Thanks, that's why I was requesting that information, with that, I wanted to 
check, is it a delay in provisioning or attaching?. 
from the initial reply, it looks like this is on attaching and not on provisioning
side. 

> 
> Will update later this bz with test result for OCP v4.3 + OCS v4.4

Sure.

Comment 14 Humble Chirammal 2020-05-19 12:55:35 UTC
[Side note]

I was going through the must gather and other log directory mentioned in c#4, unfortunately I couldn't fetch or figure out the logs. There are many logs, but I don't see any logs belonging to CSI. Can you relook at whether this has CSI pod details pertaining to this test?

Comment 15 Humble Chirammal 2020-05-19 13:19:09 UTC
(In reply to Raz Tamir from comment #10)
> Thanks Elvir,
> 
> Based on this info, marking as regression

I don't think this qualifies as a regression. 

Few things to summarize:

1) iic, 1500 pods per 3 nodes are the supported/qualified limit ( maybe this is documented too). But, whether we scale this limit with each 3 node cluster iteration is still a question for me. Say, 12 nodes, are we saying we could support 6000? say 24 nodes, 12000?

2) Also this is not about pods are not coming up, rather iic, its about **delay** in pod getting spawned. If thats the concern in previous releases we would have told, the pods will be up and running say 'X' amount of time. Actually drawing such conclusion is really difficult as it depends on many other things.

Comment 16 Yaniv Kaul 2020-05-19 14:33:22 UTC
The matrix Elvir gave above makes it clear it's a regression. If it's a reason to block the release - surely it isn't, for two reasons:
1. We believe it's an edge case - in the high end of the scale.
2. It is, as you've commented, just a delay, not a clear failure.

(I'm still very interested to understand where it's coming from).

Michael, thoughts?

Comment 18 Yaniv Kaul 2020-05-19 16:51:44 UTC
Please describe your VMware setup.
Are you sure the hypervisors, NICs or storage is not overloaded?

Comment 20 Humble Chirammal 2020-05-20 03:29:14 UTC
(In reply to Yaniv Kaul from comment #16)
> The matrix Elvir gave above makes it clear it's a regression. If it's a
> reason to block the release - surely it isn't, for two reasons:
> 1. We believe it's an edge case - in the high end of the scale.
> 2. It is, as you've commented, just a delay, not a clear failure.
> 
> (I'm still very interested to understand where it's coming from).
> 


I am almost sure that, this is coming from either OCP sidecars or from kubelet/controller shipped with OCP 4.4. 

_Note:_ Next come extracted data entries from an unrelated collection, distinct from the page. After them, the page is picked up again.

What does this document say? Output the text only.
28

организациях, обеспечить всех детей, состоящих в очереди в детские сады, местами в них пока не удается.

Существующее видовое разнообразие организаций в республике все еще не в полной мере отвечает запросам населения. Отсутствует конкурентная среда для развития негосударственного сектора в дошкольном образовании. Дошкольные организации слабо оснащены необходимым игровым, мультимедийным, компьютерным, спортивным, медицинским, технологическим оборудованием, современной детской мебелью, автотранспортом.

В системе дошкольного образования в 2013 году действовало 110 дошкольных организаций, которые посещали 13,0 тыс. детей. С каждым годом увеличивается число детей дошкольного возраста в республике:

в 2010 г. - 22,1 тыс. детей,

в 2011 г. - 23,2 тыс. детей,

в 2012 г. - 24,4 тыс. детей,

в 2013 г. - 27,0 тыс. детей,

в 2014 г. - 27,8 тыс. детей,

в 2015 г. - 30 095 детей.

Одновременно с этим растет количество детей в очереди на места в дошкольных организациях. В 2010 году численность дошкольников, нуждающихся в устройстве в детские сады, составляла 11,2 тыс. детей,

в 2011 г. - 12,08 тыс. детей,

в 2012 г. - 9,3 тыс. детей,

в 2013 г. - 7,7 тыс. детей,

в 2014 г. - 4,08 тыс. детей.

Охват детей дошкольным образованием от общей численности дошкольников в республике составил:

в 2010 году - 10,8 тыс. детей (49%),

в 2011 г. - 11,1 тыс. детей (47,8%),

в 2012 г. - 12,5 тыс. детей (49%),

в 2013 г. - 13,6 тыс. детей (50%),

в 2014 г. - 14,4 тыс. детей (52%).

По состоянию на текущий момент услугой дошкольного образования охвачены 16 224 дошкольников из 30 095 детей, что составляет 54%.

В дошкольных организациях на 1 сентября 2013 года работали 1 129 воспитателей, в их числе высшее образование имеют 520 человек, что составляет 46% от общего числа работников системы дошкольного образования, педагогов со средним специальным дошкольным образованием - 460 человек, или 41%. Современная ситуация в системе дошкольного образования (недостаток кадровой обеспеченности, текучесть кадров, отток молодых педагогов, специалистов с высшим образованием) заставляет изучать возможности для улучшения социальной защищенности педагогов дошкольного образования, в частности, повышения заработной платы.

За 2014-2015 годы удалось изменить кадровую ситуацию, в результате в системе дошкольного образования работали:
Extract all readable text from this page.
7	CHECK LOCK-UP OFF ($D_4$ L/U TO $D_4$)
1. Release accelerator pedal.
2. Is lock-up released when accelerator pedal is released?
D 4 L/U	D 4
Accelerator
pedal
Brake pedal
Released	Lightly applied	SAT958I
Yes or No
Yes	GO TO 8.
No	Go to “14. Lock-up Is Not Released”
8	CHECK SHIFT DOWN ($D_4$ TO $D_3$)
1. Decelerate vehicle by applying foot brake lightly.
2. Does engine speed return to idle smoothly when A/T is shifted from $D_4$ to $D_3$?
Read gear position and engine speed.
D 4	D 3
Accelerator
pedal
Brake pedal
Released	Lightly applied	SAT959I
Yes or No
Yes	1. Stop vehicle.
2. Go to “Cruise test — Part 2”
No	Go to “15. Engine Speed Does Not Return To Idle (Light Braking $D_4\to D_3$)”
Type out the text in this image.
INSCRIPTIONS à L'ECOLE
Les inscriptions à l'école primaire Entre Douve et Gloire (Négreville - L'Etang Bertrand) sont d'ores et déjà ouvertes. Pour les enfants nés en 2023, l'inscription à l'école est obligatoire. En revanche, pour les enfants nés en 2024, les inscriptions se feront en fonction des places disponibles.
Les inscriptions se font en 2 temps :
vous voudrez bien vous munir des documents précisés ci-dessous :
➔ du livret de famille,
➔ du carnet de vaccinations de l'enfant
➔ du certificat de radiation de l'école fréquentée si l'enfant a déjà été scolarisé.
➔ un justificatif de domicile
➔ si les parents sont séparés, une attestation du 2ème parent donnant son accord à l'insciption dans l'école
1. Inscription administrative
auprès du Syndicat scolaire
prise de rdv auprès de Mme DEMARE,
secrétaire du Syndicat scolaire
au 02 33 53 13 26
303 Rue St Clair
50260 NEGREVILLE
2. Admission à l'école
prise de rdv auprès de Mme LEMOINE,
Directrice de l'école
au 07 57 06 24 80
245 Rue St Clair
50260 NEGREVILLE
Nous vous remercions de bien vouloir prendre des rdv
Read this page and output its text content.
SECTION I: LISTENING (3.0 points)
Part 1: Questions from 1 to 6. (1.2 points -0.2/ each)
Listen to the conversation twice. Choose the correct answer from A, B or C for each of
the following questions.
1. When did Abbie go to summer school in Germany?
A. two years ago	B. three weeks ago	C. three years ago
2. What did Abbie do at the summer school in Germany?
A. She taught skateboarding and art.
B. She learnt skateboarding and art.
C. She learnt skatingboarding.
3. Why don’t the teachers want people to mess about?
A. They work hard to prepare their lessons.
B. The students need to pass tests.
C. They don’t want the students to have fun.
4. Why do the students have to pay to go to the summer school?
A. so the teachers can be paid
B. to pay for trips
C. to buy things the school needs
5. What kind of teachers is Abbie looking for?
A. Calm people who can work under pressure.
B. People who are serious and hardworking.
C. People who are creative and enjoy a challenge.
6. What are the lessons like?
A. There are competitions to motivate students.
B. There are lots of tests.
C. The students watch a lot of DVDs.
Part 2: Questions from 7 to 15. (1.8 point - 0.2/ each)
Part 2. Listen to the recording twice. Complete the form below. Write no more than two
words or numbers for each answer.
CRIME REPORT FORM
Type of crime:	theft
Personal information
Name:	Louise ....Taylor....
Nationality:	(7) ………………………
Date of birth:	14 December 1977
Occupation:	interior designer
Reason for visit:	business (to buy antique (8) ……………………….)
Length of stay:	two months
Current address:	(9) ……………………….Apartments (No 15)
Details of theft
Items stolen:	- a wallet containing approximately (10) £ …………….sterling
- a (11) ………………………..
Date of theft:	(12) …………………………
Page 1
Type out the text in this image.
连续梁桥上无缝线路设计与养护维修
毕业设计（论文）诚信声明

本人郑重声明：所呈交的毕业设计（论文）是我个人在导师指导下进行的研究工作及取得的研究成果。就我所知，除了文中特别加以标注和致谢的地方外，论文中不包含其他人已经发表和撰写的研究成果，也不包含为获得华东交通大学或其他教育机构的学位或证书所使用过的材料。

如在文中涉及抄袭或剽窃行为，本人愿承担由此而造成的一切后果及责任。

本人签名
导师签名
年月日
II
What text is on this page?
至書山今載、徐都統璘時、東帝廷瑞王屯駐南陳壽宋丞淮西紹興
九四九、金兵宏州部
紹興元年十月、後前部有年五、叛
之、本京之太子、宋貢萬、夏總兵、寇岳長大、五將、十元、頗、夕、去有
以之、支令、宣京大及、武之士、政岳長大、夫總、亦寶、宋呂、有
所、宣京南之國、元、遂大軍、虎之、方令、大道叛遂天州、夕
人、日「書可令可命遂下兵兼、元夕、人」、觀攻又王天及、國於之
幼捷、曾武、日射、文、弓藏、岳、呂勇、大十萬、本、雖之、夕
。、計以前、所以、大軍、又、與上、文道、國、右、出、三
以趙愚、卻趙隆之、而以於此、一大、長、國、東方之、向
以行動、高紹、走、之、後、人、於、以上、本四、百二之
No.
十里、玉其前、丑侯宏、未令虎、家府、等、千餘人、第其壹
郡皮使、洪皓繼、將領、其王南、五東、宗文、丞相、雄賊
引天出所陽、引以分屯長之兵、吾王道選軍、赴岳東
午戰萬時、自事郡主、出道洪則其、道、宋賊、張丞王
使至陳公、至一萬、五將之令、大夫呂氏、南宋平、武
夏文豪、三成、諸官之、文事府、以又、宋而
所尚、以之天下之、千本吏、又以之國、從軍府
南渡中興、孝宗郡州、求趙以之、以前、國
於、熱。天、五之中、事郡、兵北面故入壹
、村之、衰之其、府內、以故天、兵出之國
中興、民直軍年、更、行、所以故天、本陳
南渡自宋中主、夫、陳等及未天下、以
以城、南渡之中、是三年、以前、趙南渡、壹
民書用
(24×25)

The reason for this assumption is that there is NO code change between
OCS 4.3 and OCS 4.4 wrt ceph csi builds.

Comment 21 Humble Chirammal 2020-05-20 03:31:43 UTC
Elvir, while testing this on different combinations, does the base/node software remains same? like kernel or OS release?

Comment 29 Humble Chirammal 2020-05-20 09:25:12 UTC
[Action Plan]

1) We have to get or capture the logs and analyze the logs at least once. 

Unfortunately both must gather dont have the logs ( c#22 and c#3) in it. Not sure why its missing atm though.

2) Cross-check with the OCP team, whether there are any changes that could cause this.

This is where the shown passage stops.